Is $\frac{O(f(x))}{O(g(x))}=O\left(\frac{f(x)}{g(x)}\right)$? Is the following true.
$$\frac{O(f(x))}{O(g(x))}=O\left(\frac{f(x)}{g(x)}\right)$$
If not under what conditions is it?
For example, the function,
$$h(x)=\frac{x^3+2x}{2x+1}$$ 
has $O(x^3)/O(x)$. And the total function has $O(x^2)$. My concern is that $2x+1$ can have $O(x^n)$ for $n\geq 1$. Thus making it seem false.
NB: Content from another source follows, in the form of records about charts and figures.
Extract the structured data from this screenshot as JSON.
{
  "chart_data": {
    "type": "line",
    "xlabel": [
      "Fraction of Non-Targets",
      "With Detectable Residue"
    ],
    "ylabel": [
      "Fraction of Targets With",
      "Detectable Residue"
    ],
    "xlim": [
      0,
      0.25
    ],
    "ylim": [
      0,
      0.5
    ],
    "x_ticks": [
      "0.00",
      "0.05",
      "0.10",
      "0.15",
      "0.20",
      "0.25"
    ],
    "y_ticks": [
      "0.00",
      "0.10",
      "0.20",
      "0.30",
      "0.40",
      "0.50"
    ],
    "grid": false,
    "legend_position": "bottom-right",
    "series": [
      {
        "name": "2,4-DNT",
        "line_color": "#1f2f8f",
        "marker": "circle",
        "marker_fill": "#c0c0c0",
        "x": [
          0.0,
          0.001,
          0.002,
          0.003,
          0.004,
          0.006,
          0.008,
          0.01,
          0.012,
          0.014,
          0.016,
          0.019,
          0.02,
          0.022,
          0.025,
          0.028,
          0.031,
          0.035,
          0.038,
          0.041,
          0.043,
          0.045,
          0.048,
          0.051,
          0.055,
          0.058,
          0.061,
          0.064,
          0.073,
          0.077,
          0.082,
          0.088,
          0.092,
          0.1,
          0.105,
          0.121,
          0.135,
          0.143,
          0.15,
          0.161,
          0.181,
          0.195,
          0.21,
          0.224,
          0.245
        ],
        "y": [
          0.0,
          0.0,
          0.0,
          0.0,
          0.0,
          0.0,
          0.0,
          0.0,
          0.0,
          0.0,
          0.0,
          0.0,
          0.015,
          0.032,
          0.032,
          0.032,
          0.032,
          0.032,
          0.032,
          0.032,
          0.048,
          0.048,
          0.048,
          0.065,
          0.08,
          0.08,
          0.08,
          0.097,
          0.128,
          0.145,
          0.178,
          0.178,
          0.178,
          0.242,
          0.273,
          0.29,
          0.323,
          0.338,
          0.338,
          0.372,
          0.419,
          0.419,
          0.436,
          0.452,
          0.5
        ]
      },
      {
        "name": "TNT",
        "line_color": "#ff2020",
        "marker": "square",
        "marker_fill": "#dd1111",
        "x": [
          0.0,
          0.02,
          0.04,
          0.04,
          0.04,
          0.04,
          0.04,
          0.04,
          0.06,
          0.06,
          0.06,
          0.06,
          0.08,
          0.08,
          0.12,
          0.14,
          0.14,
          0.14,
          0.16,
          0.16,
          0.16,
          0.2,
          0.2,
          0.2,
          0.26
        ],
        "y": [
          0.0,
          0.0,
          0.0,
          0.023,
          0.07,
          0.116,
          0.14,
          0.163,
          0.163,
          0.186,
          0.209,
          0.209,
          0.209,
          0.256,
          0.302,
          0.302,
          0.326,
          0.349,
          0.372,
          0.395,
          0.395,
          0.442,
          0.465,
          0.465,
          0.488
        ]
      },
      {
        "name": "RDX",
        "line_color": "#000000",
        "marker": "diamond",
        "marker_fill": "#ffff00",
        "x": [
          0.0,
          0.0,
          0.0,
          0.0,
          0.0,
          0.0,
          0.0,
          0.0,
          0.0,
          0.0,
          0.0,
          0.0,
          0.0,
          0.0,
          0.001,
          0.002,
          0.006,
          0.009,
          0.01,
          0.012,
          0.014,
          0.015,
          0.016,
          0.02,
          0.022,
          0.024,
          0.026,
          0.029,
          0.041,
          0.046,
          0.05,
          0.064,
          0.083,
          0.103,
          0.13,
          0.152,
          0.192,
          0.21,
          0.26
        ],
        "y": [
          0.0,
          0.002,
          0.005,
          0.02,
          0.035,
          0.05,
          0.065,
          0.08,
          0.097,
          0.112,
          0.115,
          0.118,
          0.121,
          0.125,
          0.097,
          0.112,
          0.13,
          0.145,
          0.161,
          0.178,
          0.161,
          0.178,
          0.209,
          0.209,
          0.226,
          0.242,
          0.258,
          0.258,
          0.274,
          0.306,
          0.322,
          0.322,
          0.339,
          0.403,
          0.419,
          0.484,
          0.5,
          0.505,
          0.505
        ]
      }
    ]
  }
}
Perhaps the big theta notation has this property.
 A: We have $O(f(x)) O(g(x)) = O(f(x) g(x))$. In words: a function that is at most a constant times $f(x)$, multiplied by a function that is at most a constant times $g(x)$, is at most a constant times $f(x) g(x)$. (We assume that $f$ and $g$ are positive functions, so that we can say "at most" instead of "in absolute value at most".)
(Note that when dealing with $O$ notation, the "$=$" sign is like the English "is", and is not necessarily symmetric: if you wish, you can view each side as the set of functions of that type, and replace the "$=$" with "$\subset$". But in this case it's also true that $O(f(x) g(x)) = O(f(x)) O(g(x))$.)
Also we have $$g(x) = \Omega(h(x)) \iff \frac{1}{g(x)} = O\left(\frac{1}{h(x)}\right)$$
(again, assuming the functions are positive, etc.)
So the right statement is that
$$\frac{O(f(x))}{\Omega(g(x))} = O\left(\frac{f(x)}{g(x)} \right)$$
in your case, what matters is not that $2x + 1 = O(x)$, but that $2x + 1 = \Omega(x)$.
That it is also true with $\Theta$ is a corollary.
A: $$x^4\in O(x^5)\quad x\in O(x^3)\quad\frac{x^4}x\notin O\left(\frac{x^5}{x^3}\right)\quad (x\to\infty)$$
$$
f\in\Theta(F)\quad\&\quad g\in\Theta(G)\implies\frac{f}g\in\Theta\left(\frac{F}G\right)$$